Aubenas (; ) is a commune in the southern part of the Ardèche department in Southern France. It is the seat of several government offices. The mountainous and rugged countryside is popular for vacation homes. The river Ardèche flows through the commune. Aubenas is one of the most populous communes in the Ardèche department with 12,479 inhabitants as of 2019, after Annonay and before Guilherand-Granges and Tournon-sur-Rhône.

Aubenas is the centre of an urban area, composed of 22 towns and villages including Vals-les-Bains, with 41,568 inhabitants (2018). Aside from its long-year commercial activity, it has a good strategic position on the tourist field, at crossroads of a regional natural park, the zone of the Ardèche river canyon and the start of mountains. The chestnut industry is one testimony of the intense agricultural activity earlier in time.

Etymology
The root alb-, meaning a height, is present in the name of the city (). And in fact, it is sat on the strategic position of a limestone base overlooking the valley of Ardèche.
Due to the long distance from a water source, the city was known informally as the city without water until the 19th century, when on 28 June 1863, under the leadership of the then Mayor John Mathon, water was pumped from an external source which fed 50 fountains across the city.
At the foot of the promontory pass route of Montélimar to Le Puy-en-Velay, lies the oldest axis of movement between the Rhone valley and the mountains of Auvergne. The privileged location between l'Ardèche méridionale (Southern Ardèche) and l'Ardèche verte (Green Ardèche) allowed for a crossroads between different types of agriculture and business.

History

The Middle Ages
The hill on which the city is built is mentioned during the 5th century AD. It tells of a conflict between the bishops of the hill  and the bishops of Viviers, which is a local commune in the same modern day department; for the construction of a fortress. By 1084, the bishop of the hill   won the lengthy conflict. The area became the possession of the Baron, Montlaur; all the way from the Ardèche mountains to what is now the western border of the current day department of Ardèche.
The Baron's family reigned 1084 to 1441 and built the tower, the wall and two large, round towers of the castle which is surrounded by a moat that is why in French Aubenas is called "La cité des Montlaur". The lords who were not only at the origin of the economic growth of the city, but also the social and material development of its residents. Their motto was: "Montlaur, au plus haut!".

Renaissance
During the Renaissance, the city became Protestant, and after the third French war of religion, the residents refused to allow royal troops within the city walls.

Demographics

Local government

The Mayor of Aubenas is Jean-Yves Meyer. He entered office in 2018.

Economy

Aubenas is the seat of the Chambre de commerce et d'industrie Ardèche Méridionale. It is also the seat of the Centre de formation d'apprentis (CFA) et is a training centre.

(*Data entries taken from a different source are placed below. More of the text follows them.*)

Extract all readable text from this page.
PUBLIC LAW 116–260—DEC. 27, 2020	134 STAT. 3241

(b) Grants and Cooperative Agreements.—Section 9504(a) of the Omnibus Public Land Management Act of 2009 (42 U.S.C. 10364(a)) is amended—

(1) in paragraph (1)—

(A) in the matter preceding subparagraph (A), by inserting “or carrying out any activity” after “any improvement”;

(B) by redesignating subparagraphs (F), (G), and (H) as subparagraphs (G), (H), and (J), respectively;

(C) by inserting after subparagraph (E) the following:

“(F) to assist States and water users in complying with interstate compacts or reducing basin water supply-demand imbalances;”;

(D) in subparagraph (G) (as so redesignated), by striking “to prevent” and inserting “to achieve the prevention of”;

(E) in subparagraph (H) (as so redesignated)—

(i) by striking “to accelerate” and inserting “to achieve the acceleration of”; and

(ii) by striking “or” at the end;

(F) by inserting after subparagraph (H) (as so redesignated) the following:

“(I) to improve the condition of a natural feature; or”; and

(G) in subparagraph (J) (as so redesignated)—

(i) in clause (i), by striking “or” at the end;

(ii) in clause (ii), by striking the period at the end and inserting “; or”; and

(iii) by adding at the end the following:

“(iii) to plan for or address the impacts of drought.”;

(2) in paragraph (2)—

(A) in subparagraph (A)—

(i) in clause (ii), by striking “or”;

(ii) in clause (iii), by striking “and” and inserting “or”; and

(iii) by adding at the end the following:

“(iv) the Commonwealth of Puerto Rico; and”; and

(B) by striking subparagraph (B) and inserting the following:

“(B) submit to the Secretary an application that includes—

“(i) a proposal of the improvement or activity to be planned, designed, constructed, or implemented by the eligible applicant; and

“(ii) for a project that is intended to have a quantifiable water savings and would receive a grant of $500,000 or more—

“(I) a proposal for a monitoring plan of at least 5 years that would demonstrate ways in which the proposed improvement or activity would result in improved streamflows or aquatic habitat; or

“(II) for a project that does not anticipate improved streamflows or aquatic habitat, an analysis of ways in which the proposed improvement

Aubenas is a city which survives today on commerce, tourism, and food manufacturing companies, producing things like cheese, chestnuts and other foodstuffs, the likes of which one might find in a delicatessen. It is also close to the commune of Lanas, which is home to a small aeroport (an aerodrome).

The city hosted the arrival of the Tour de France on 24 July 2009, the day prior to the climbing of mount Ventoux.

The City
The city hall which is situated in the city centre is surrounded by many paved roads, this is also the highest part of the city, it overlooks the medieval castle that overlooks the valley of the Ardèche.

The city had a railway until 1969 for passengers and until 1988 for goods. The line Vogüé-Lalevade-d'Ardèche. The station still sells tickets for the SNCF.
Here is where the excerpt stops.